Der Senatschef sagte außerdem, dass man die Gleichbehandlung im Auge behalten müsse, schließlich hätten die Berliner, die in Tegel oder Pankow wohnen, „höchstens ein paar neue Fenster“ bekommen. Das anfangs von der Flughafengesellschaft geplante Lärmschutzkonzept sei zudem eines der weitestgehenden, das es in Deutschland je gegeben habe.

Viele offene Fragen

Was oder wer den Regierenden Bürgermeister umgestimmt hat, blieb am Freitag ein Rätsel. In der Senatskanzlei wurde lediglich auf die Rechtslage verwiesen, und auf den brandenburgischen Ministerpräsidenten Matthias Platzeck. Wowereits Parteifreund konnte seine wichtigsten Partner im Aufsichtsrat, den Bund und Berlin, offenbar doch noch überzeugen, dass der Streit um den Lärmschutz ein Ende haben muss. Platzeck brauchte einen Erfolg. Der Unmut der Bewohner rund um den Großflughafen ist groß und auch die Linken in Brandenburg, Platzecks Koalitionspartner, wurden zunehmend unruhig.

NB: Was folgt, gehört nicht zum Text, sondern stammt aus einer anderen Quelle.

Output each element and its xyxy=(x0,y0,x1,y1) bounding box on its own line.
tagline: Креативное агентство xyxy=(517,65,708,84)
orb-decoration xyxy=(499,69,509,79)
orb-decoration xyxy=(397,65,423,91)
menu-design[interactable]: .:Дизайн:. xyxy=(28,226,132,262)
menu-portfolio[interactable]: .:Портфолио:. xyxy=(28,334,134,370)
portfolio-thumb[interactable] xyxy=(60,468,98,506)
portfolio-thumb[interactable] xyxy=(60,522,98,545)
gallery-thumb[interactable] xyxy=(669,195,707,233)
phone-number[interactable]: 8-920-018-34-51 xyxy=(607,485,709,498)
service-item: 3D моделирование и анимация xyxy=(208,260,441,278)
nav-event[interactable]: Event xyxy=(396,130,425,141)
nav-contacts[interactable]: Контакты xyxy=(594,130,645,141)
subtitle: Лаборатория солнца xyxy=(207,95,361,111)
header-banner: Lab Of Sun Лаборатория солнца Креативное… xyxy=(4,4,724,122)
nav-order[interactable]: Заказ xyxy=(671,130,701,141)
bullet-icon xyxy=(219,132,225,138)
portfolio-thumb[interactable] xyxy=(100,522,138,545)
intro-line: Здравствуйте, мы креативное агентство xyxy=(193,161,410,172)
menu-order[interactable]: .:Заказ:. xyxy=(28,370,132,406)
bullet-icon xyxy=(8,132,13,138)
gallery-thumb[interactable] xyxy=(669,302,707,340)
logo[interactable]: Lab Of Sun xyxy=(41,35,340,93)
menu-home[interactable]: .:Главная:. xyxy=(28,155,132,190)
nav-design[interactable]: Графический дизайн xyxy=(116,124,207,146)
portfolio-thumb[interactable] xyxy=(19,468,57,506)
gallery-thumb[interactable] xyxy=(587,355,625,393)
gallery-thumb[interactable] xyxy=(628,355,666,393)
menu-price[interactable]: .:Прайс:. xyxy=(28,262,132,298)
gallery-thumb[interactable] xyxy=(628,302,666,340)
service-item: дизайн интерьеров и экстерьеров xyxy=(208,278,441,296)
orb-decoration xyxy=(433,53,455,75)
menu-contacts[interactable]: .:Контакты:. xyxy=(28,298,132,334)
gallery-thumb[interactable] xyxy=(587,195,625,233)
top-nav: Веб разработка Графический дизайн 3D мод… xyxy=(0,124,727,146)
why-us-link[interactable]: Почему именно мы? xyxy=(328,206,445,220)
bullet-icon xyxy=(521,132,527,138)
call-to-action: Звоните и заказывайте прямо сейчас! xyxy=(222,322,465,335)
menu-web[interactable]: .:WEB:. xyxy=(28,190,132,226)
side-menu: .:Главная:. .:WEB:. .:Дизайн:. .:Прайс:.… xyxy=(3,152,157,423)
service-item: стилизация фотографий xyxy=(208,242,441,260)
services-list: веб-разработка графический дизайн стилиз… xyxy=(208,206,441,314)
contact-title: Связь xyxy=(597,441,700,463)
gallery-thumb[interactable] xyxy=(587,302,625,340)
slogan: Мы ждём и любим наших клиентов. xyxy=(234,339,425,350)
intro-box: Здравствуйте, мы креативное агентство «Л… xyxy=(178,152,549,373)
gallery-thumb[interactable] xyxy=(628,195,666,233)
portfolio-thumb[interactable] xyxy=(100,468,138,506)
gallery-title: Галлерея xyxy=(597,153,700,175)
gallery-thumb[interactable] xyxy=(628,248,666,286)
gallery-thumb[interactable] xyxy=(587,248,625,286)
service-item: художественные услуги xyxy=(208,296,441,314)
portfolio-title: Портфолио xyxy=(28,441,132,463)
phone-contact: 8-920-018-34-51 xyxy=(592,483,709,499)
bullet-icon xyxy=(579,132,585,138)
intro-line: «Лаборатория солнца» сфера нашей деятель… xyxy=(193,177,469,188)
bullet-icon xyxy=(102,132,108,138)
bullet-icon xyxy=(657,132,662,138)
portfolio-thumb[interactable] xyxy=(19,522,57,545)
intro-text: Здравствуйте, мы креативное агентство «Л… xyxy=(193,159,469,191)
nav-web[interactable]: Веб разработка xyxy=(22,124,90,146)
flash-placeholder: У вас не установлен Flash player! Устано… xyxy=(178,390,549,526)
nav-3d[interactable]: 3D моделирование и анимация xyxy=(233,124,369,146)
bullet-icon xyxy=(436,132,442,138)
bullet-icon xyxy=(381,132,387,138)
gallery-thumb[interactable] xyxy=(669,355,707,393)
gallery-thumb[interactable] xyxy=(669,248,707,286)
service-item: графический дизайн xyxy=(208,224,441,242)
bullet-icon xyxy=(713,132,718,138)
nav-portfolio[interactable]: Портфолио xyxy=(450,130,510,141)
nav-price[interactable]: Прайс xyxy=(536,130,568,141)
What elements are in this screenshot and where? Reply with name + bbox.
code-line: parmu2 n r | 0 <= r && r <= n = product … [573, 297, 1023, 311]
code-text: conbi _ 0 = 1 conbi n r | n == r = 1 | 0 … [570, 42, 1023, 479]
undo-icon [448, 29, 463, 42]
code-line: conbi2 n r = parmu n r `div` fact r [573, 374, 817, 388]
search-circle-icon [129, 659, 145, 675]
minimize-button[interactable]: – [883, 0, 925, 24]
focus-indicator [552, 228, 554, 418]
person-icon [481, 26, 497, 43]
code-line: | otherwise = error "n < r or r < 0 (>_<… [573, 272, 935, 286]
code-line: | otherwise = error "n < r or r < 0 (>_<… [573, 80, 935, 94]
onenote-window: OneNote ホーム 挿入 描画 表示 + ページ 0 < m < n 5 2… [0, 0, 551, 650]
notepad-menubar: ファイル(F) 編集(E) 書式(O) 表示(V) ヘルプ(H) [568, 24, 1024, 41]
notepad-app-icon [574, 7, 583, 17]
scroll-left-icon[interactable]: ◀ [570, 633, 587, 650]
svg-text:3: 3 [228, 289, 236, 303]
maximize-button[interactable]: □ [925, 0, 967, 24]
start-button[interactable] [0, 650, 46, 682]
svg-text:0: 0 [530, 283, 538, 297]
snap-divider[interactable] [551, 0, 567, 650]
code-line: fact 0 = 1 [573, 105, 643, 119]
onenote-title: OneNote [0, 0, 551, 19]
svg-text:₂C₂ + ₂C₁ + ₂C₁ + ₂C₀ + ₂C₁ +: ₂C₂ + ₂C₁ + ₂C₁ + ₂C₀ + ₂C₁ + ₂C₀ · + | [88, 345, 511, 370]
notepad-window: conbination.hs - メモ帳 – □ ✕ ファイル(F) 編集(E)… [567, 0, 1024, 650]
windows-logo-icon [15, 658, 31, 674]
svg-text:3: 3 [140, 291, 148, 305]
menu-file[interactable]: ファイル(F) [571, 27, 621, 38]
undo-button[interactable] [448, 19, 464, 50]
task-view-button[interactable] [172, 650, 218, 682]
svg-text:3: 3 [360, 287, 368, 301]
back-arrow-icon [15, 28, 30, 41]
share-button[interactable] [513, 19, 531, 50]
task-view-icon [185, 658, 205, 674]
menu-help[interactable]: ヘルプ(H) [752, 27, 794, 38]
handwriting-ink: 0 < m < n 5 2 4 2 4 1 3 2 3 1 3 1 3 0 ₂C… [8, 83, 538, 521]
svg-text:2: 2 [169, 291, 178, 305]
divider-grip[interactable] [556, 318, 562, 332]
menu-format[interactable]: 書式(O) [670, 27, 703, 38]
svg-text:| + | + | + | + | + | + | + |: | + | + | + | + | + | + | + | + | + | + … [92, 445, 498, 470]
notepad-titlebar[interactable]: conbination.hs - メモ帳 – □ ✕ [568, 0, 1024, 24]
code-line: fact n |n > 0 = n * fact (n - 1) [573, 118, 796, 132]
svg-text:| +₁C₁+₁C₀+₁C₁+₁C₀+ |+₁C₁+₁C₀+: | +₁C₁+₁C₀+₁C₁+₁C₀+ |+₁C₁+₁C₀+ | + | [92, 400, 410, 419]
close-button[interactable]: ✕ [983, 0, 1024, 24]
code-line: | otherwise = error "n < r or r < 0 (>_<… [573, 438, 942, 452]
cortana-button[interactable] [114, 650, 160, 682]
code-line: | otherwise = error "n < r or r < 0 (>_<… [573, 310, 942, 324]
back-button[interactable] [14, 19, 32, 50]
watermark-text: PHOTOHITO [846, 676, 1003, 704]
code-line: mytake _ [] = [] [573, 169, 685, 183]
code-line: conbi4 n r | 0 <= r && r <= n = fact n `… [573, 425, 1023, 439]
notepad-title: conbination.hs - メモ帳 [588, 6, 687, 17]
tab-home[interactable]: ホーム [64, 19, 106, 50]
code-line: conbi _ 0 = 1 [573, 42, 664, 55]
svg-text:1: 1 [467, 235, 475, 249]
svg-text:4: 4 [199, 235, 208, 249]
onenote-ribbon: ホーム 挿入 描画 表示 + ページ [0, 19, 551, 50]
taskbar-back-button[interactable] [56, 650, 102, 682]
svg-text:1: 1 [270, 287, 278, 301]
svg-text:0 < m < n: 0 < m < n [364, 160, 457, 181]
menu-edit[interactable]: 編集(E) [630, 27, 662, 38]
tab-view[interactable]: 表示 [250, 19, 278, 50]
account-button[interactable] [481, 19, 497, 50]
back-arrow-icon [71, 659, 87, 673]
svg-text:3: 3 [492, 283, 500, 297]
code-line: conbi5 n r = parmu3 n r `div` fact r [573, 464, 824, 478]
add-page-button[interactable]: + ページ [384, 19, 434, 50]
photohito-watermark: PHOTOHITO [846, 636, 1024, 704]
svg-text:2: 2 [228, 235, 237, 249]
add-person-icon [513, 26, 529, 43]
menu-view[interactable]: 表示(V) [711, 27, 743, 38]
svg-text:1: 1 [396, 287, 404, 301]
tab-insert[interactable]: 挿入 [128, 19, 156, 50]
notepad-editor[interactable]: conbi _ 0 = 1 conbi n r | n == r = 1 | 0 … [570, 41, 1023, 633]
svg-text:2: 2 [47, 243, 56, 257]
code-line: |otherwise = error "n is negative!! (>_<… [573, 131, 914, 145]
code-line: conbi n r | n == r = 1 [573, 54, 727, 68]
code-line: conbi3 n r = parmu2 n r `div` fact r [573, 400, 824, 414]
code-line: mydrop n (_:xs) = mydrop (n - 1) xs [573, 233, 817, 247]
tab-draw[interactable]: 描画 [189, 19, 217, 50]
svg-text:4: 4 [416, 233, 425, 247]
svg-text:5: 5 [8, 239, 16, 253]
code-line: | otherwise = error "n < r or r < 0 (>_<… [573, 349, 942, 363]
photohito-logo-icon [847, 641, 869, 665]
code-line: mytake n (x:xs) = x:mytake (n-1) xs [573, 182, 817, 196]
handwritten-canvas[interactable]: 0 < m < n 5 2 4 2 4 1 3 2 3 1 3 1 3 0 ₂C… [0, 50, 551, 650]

Was die neue Regelung genau kostet, wie viel davon die Berliner Steuerzahler tragen müssen, welche Lasten auf den Landeshaushalt noch zukommen werden, wann der Senat einen Nachtragshaushalt aufstellen will – all diese Fragen blieben ebenfalls unbeantwortet. Nur soviel: Wowereit werde dem Abgeordnetenhaus am 30. August ausführlich die Lage darstellen, „das ist doch selbstverständlich“, sagte Senatssprecher Richard Meng. Einen verlässlichen Termin für die Eröffnung des Airports wird es dann aber immer noch nicht geben. Die Rechnung folgt frühestens im Herbst.